Case Studies / Kitchen by Mike
A global benchmark that redefined airport dining.
Sydney International Airport with Emirates • Since 2017
Airports are among the most complex operational environments in hospitality — high-security, high-volume, with little tolerance for error. Food is usually compromised: generic, fast, and forgettable.
The challenge was to deliver the authentic Kitchen by Mike experience — seasonal, generous, producer-driven food — inside the constraints of an international terminal, while meeting the standards of Emirates, one of the world’s most premium airlines.
Approach
In partnership with Emirates, I created a canteen-style restaurant airside at Sydney International Airport, a first for Australia.

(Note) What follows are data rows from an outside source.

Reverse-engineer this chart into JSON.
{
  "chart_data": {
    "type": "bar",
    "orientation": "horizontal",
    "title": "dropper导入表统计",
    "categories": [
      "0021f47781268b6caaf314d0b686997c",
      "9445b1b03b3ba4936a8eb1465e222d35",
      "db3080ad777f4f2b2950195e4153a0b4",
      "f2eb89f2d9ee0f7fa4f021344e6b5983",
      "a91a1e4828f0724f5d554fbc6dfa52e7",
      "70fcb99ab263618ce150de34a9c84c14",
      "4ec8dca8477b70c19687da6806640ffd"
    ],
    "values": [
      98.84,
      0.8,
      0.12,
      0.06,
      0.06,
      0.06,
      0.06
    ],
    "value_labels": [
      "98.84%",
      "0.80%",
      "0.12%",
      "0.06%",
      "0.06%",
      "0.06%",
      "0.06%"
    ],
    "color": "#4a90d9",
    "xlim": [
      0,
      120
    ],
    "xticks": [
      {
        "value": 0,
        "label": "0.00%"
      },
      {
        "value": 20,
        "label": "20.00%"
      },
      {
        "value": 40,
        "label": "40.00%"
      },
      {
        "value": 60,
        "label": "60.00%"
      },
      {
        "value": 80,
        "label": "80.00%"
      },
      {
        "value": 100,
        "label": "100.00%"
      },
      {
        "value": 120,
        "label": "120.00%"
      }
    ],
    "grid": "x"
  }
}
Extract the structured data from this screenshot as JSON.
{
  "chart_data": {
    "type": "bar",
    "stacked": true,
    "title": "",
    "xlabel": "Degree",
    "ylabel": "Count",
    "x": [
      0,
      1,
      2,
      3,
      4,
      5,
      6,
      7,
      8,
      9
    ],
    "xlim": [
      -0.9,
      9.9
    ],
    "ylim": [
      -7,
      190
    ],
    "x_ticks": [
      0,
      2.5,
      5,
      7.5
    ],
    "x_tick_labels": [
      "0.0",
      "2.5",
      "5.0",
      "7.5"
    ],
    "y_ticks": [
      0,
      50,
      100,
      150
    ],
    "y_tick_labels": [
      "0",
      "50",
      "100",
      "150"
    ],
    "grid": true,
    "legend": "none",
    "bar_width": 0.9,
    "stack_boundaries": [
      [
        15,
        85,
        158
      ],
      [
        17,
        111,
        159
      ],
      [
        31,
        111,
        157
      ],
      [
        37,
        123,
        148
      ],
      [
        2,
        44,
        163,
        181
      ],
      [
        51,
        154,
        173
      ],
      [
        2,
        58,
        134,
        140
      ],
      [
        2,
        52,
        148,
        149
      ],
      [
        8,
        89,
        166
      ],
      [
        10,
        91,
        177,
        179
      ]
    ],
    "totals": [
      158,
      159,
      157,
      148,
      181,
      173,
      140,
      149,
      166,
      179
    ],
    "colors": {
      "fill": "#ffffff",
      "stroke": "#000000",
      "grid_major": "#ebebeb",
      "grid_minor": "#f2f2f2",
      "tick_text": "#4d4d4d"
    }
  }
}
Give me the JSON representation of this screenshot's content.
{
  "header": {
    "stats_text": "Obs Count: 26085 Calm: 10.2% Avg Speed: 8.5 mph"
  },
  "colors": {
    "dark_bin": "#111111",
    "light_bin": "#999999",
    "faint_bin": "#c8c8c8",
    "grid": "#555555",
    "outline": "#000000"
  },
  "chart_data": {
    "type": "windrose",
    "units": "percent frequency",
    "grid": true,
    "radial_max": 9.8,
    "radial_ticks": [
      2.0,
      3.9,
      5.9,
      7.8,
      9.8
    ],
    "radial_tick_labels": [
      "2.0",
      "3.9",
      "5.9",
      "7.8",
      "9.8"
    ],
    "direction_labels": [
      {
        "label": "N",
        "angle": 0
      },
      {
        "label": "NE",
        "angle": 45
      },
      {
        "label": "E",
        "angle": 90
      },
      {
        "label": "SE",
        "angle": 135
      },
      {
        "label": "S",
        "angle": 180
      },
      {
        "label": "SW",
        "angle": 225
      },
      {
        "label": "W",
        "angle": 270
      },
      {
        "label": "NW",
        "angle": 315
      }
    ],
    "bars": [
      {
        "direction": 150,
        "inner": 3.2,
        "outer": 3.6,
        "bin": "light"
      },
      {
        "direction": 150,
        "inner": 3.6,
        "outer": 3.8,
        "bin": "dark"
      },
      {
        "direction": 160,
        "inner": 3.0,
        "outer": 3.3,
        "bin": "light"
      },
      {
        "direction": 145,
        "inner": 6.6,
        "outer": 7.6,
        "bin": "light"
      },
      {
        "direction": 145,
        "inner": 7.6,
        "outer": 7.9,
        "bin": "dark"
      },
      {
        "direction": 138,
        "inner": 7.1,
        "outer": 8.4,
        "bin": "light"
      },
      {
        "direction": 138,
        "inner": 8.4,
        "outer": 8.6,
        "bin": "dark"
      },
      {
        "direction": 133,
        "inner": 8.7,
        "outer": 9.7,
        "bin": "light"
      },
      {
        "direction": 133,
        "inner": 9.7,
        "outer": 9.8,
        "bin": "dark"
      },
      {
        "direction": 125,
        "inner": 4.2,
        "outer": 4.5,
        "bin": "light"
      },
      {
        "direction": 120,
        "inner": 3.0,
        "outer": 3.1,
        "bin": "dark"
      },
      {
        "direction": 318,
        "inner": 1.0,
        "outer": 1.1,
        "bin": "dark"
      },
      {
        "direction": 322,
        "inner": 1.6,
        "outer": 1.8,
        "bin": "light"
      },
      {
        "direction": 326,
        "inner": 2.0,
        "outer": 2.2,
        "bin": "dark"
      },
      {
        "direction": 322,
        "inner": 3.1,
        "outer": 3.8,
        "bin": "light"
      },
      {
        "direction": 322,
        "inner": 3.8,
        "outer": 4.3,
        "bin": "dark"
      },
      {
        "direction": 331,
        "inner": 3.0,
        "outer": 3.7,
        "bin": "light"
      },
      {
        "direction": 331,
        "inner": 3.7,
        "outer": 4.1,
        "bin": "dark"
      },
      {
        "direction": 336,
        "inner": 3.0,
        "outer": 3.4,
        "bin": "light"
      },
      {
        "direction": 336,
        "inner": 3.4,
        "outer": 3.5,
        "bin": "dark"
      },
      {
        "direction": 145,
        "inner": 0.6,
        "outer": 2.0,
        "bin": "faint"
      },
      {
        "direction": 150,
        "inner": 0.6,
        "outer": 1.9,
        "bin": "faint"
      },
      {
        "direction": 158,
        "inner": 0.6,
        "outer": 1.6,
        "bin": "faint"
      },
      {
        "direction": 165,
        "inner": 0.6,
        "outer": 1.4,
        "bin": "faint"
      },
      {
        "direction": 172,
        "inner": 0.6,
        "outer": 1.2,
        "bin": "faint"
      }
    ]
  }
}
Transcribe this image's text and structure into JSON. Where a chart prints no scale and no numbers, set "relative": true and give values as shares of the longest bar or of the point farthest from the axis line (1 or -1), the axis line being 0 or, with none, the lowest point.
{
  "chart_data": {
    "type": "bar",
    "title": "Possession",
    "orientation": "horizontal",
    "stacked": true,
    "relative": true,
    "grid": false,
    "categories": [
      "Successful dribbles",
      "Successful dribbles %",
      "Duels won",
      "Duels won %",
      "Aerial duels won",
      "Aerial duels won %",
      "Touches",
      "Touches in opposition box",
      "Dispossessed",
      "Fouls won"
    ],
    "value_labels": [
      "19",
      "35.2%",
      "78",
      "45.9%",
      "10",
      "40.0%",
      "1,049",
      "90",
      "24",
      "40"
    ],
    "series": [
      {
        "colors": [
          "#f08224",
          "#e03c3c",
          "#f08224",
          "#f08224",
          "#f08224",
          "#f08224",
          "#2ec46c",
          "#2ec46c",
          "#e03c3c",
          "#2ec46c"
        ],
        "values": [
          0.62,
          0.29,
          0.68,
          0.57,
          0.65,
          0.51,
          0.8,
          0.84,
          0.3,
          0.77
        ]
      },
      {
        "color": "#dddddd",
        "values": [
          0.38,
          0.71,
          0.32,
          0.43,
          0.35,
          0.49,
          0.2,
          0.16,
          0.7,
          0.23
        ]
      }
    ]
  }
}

The offer mirrored KBM’s ethos from Rosebery: a rotating seasonal menu, wholefood salads piled high, wood-fired meats and fish, and my sourdough bread — but adapted for airport logistics, efficiency, and security protocols.
Every system was re-engineered for speed, consistency, and compliance, without losing integrity. The design gave travellers an experience that felt nourishing, real, and human — a stark contrast to the transactional airport food they were used to.
Outcome
Within a year, the restaurant was awarded Best Airport Restaurant in the World (2018) — an extraordinary recognition that proved that authentic, seasonal dining could thrive even in the most restrictive environments.
It set a global benchmark for airport dining, inspiring operators worldwide to rethink what was possible. For Emirates, it reinforced their premium positioning; for KBM, it demonstrated the brand’s strength, scalability, and resilience.